Monday, December 15, 2008

Knope Translates Insurance Double-Speak

Dr. Steven Knope translates the words behind the insurance industries new-found enthusiasm for mandated universal coverage:
Here is how the insurance industry stated they would make their plan work: "The group called on Congress to establish a public-private advisory group to recommend action in three areas: reducing wasteful spending, changing how doctors and hospitals are paid, and reducing administrative costs."

Let me translate this insurance double speak for you.

"Reducing wasteful spending" translates into rationing medical care to patients for profit.
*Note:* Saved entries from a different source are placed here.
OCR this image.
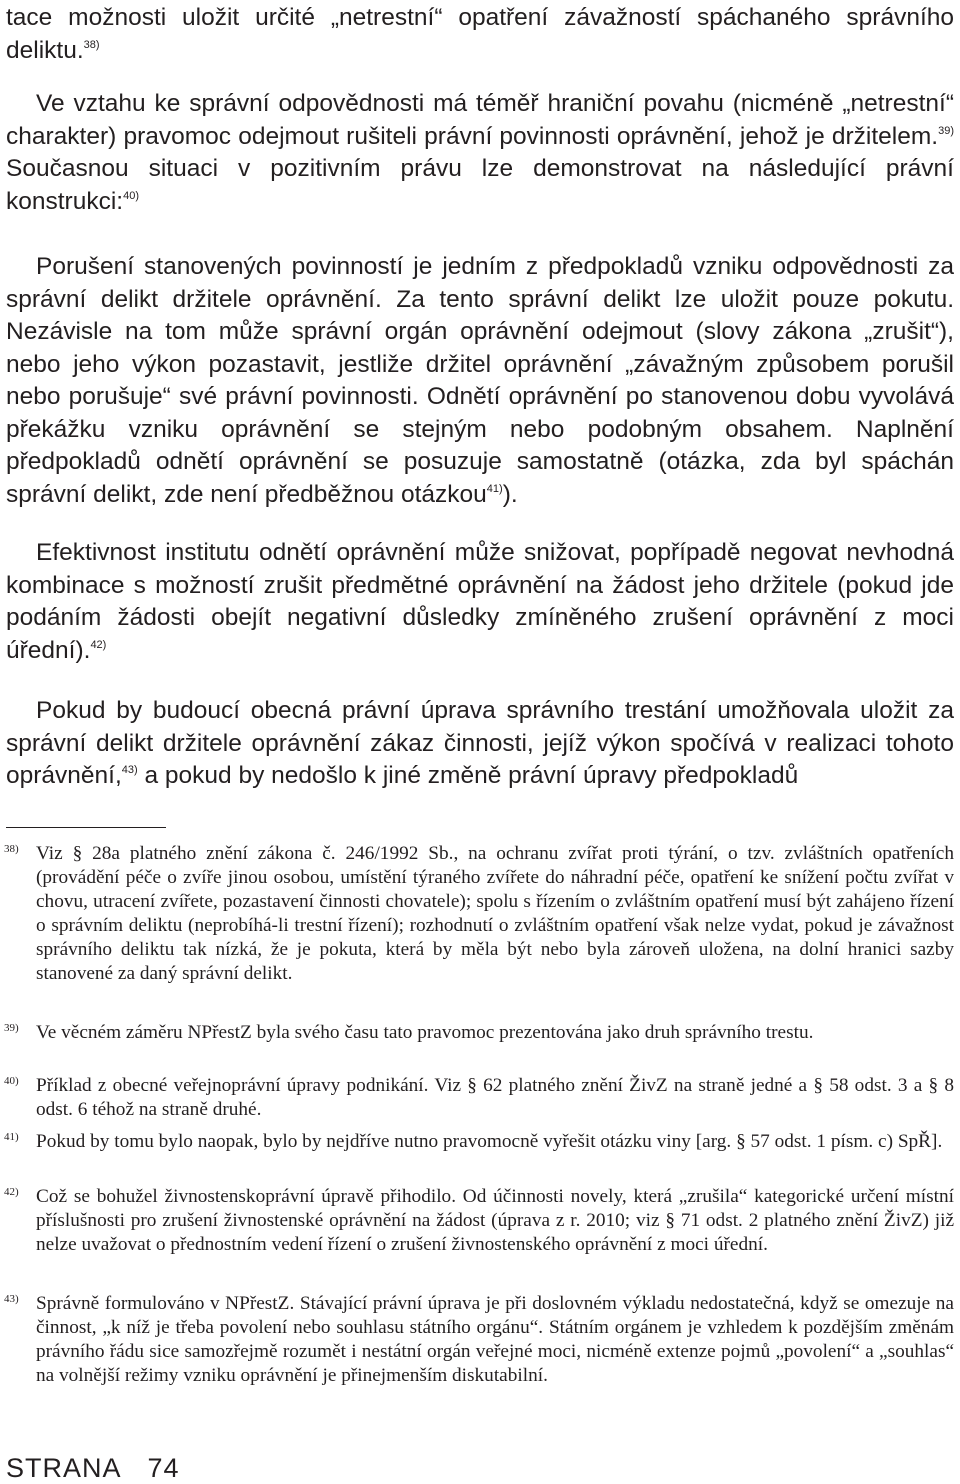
tace možnosti uložit určité „netrestní“ opatření závažností spáchaného správního deliktu.$^{38)}$

Ve vztahu ke správní odpovědnosti má téměř hraniční povahu (nicméně „netrestní“ charakter) pravomoc odejmout rušiteli právní povinnosti oprávnění, jehož je držitelem.$^{39)}$ Současnou situaci v pozitivním právu lze demonstrovat na následující právní konstrukci:$^{40)}$

Porušení stanovených povinností je jedním z předpokladů vzniku odpovědnosti za správní delikt držitele oprávnění. Za tento správní delikt lze uložit pouze pokutu. Nezávisle na tom může správní orgán oprávnění odejmout (slovy zákona „zrušit“), nebo jeho výkon pozastavit, jestliže držitel oprávnění „závažným způsobem porušil nebo porušuje“ své právní povinnosti. Odnětí oprávnění po stanovenou dobu vyvolává překážku vzniku oprávnění se stejným nebo podobným obsahem. Naplnění předpokladů odnětí oprávnění se posuzuje samostatně (otázka, zda byl spáchán správní delikt, zde není předběžnou otázkou$^{41)}$).

Efektivnost institutu odnětí oprávnění může snižovat, popřípadě negovat nevhodná kombinace s možností zrušit předmětné oprávnění na žádost jeho držitele (pokud jde podáním žádosti obejít negativní důsledky zmíněného zrušení oprávnění z moci úřední).$^{42)}$

Pokud by budoucí obecná právní úprava správního trestání umožňovala uložit za správní delikt držitele oprávnění zákaz činnosti, jejíž výkon spočívá v realizaci tohoto oprávnění,$^{43)}$ a pokud by nedošlo k jiné změně právní úpravy předpokladů

38) Viz § 28a platného znění zákona č. 246/1992 Sb., na ochranu zvířat proti týrání, o tzv. zvláštních opatřeních (provádění péče o zvíře jinou osobou, umístění týraného zvířete do náhradní péče, opatření ke snížení počtu zvířat v chovu, utracení zvířete, pozastavení činnosti chovatele); spolu s řízením o zvláštním opatření musí být zahájeno řízení o správním deliktu (neprobíhá-li trestní řízení); rozhodnutí o zvláštním opatření však nelze vydat, pokud je závažnost správního deliktu tak nízká, že je pokuta, která by měla být nebo byla zároveň uložena, na dolní hranici sazby stanovené za daný správní delikt.
39) Ve věcném záměru NPřestZ byla svého času tato pravomoc prezentována jako druh správního trestu.
40) Příklad z obecné veřejnoprávní úpravy podnikání. Viz § 62 platného znění ŽivZ na straně jedné a § 58 odst. 3 a § 8 odst. 6 téhož na straně druhé.
41) Pokud by tomu bylo naopak, bylo by nejdříve nutno pravomocně vyřešit otázku viny [arg. § 57 odst. 1 písm. c) SpŘ].
42) Což se bohužel živnostenskoprávní úpravě přihodilo. Od účinnosti novely, která „zrušila“ kategorické určení místní příslušnosti pro zrušení živnostenské oprávnění na žádost (úprava z r. 2010; viz § 71 odst. 2 platného znění ŽivZ) již nelze uvažovat o přednostním vedení řízení o zrušení živnostenského oprávnění z moci úřední.
43) Správně formulováno v NPřestZ. Stávající právní úprava je při doslovném výkladu nedostatečná, když se omezuje na činnost, „k níž je třeba povolení nebo souhlasu státního orgánu“. Státním orgánem je vzhledem k pozdějším změnám právního řádu sice samozřejmě rozumět i nestátní orgán veřejné moci, nicméně extenze pojmů „povolení“ a „souhlas“ na volnější režimy vzniku oprávnění je přinejmenším diskutabilní.
STRANA 74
"Changing how doctors and hospitals are paid" translates into paying them less. Clearly, if doctors and hospitals were paid more or even paid at current rates, spending could not be reduced. This fee reduction will result in doctors seeing even more patients than they see now, spending less time with each and further rationing healthcare.

Finally, "reducing administrative costs" translates into allowing the insurance companies to become the administrators for the program. What this means is that much of the new healthcare dollar will flow through insurance company pipelines, which will be designed with leaks in strategic places.
Instead of trying to use the power of the government to force consumers to purchase insurance on their terms, they should be advocating a free market that allows patients to purchase insurance (or not) based on their own assessment of their needs. For some patients, that might involve paying routine costs out of pocket (or with a Health Savings Account), then using catastrophic-only insurance for expensive events. Other patients may wish more of a pre-paid model, with richer benefits but higher premiums. Others might wish to retain a concierge physician and pay directly for all medical services with no insurance whatsoever.

But patients should have the freedom to choose in a free market. The insurance companies' proposed unholy alliance with the government is a direct infringement of this basic right, and will inevitably lead to an even worse "single payer" system.